I have 23% duplicates in my data (found by aligning raw reads to the reference). Trimming the raw reads would have trimmed duplicates into reads of different lengths. How then would rmdup work on my pre-processed reads?
Is there a better option?
There are two things that you (I think) are mixing up.
1) trimming is done on the fastq files, but rmdup works on aligned data
2) duplicates are defined by the 5' ends of the paired-end data, while trimming takes away bases from the 3' end, so no worries, trimming will not affect duplicate removal.
"external coordinates" means both 5' as well as 3', doesn't it?
No, as in paired-end, the insert size, which defines the fragment, are solely defined by the 5' ends of the respective fwd and rev reads. Have a look at this figure, you can see that no matter where the 3' ends are (so the arrow heads), the 5' ends are unaffected by this, and so is the insert size and by this the definiton of a duplicate.
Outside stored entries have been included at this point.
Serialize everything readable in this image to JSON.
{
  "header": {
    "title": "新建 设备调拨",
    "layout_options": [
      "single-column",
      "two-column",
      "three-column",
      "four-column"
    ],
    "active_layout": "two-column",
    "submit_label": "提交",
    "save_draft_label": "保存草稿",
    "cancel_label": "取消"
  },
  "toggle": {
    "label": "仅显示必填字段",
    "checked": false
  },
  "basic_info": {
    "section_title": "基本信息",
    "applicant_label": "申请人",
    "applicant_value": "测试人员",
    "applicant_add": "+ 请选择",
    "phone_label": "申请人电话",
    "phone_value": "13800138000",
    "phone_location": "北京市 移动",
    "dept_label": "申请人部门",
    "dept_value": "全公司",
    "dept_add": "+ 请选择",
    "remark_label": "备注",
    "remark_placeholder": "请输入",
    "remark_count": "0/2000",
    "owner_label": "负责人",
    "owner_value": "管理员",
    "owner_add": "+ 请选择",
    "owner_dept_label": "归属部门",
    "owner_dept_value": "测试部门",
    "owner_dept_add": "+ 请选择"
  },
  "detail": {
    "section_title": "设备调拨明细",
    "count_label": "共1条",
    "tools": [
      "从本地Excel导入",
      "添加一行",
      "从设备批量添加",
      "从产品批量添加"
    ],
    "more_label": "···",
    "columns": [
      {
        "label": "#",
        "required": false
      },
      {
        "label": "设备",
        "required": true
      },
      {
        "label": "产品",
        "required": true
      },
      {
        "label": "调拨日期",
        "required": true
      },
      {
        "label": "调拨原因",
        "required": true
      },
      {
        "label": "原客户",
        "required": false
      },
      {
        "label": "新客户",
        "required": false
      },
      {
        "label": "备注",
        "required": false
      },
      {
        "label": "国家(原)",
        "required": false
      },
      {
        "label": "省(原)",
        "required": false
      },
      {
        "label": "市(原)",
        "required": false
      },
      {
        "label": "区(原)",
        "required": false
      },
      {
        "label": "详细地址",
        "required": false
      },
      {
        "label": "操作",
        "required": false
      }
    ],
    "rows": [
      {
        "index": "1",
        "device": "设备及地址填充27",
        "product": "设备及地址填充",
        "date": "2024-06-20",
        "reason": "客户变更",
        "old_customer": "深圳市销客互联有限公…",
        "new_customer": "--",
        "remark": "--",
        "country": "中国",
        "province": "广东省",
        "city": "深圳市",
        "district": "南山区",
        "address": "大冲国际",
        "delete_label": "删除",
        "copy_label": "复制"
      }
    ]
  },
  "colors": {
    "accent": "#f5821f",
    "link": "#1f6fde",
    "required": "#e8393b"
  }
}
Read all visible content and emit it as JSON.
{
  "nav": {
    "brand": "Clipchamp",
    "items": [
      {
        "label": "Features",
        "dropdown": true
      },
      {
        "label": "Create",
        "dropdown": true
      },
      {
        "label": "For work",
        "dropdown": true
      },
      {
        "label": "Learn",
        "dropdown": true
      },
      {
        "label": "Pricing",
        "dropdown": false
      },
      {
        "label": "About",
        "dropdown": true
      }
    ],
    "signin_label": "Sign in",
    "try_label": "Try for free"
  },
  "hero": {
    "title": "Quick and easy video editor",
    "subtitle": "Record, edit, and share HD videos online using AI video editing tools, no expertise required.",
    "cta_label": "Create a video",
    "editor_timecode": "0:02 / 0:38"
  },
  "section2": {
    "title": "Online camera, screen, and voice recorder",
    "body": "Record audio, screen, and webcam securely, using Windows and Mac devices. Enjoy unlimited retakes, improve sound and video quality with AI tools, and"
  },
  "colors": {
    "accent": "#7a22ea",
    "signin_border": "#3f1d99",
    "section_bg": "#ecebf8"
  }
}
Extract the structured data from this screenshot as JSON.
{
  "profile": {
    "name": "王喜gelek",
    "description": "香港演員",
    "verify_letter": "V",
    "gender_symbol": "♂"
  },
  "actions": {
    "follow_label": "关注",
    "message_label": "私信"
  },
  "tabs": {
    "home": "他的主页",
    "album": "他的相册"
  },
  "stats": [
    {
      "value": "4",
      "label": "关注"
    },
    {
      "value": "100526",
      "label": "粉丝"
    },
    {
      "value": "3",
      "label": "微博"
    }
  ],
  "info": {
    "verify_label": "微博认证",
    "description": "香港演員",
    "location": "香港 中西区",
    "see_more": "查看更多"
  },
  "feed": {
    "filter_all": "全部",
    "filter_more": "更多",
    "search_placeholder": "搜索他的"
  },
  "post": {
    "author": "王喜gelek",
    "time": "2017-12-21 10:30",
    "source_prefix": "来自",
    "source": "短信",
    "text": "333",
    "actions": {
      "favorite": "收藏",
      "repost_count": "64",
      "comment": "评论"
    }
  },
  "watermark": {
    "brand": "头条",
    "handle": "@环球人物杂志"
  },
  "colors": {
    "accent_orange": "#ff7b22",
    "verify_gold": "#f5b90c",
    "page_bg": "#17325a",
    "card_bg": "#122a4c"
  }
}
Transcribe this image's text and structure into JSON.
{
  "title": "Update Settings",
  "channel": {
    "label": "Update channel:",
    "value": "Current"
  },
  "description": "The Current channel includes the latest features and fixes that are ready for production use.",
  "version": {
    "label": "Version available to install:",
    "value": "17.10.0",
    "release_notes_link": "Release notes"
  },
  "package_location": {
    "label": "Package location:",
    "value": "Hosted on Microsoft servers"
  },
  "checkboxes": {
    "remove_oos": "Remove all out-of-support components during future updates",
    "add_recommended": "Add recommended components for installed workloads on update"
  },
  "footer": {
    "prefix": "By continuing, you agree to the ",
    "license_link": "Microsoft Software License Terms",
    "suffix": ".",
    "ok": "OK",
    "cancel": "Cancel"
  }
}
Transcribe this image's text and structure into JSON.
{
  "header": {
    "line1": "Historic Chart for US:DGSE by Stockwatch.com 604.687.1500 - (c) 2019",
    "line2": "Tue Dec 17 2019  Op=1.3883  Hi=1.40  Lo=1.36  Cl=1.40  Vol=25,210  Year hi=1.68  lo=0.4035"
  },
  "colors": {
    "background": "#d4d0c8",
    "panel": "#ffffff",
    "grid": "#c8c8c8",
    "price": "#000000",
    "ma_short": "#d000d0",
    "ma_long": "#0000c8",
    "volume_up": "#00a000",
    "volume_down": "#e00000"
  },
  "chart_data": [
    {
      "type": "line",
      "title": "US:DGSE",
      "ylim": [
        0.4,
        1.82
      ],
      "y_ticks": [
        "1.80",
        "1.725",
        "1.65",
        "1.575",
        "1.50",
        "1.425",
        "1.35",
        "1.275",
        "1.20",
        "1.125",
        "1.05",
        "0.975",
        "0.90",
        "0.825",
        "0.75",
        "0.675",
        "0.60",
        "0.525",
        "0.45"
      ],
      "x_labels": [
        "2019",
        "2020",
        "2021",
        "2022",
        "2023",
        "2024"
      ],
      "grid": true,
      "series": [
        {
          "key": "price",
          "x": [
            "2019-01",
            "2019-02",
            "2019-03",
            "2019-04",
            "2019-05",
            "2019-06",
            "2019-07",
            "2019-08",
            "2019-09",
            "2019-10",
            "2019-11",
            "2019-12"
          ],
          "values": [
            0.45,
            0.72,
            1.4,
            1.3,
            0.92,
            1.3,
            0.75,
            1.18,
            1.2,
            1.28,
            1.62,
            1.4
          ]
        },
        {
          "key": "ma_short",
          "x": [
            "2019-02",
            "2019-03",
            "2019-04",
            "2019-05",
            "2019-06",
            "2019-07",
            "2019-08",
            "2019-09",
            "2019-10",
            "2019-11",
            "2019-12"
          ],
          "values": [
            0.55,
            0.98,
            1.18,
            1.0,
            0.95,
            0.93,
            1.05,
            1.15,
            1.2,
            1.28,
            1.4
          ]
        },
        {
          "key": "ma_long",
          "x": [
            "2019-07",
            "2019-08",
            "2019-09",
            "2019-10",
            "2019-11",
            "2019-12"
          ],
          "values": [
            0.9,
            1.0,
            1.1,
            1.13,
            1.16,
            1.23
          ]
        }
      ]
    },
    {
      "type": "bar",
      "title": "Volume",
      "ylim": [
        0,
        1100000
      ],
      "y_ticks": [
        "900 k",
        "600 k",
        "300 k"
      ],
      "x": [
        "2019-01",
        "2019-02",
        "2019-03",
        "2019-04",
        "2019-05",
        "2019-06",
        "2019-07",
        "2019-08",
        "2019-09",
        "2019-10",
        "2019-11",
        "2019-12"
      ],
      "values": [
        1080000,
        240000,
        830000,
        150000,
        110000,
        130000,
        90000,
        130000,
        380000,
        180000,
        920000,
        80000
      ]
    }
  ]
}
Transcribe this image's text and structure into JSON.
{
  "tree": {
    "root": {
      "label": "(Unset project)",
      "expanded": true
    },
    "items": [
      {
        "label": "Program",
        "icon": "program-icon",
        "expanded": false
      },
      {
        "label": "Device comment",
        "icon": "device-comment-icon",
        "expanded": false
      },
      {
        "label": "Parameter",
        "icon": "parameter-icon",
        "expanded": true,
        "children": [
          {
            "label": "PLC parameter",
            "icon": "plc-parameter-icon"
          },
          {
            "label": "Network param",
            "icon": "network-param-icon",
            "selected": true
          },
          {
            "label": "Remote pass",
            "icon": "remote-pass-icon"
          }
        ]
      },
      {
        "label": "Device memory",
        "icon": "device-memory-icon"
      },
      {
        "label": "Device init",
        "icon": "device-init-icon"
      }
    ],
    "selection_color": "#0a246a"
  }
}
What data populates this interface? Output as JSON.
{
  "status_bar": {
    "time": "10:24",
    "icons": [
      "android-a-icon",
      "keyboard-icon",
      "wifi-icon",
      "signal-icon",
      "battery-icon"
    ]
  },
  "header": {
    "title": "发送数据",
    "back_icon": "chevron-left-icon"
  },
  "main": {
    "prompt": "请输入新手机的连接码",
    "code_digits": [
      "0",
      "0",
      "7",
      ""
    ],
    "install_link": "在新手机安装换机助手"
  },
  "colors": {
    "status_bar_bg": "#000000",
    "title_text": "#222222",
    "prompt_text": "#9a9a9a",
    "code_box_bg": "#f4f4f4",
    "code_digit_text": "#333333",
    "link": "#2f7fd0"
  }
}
Thanks! Got it! Why do I still have 14% duplicates?
Also, I had 23% duplicates earlier. After using rmdup, I'm still left with 14% duplicates.
samtools rmdum does not remove duplicates when paired reads map to different chromosomes. Do these 14% duplicates left map to different chromosomes?
How can I find this out?
Hello,
how do you trimm your reads? When trimming it can happen that not all reads survive it because they are to short now.
fin swimmer
I used bbduk from bbtools to trim my reads. Yes, I lost some reads in the process of doing so, but not many.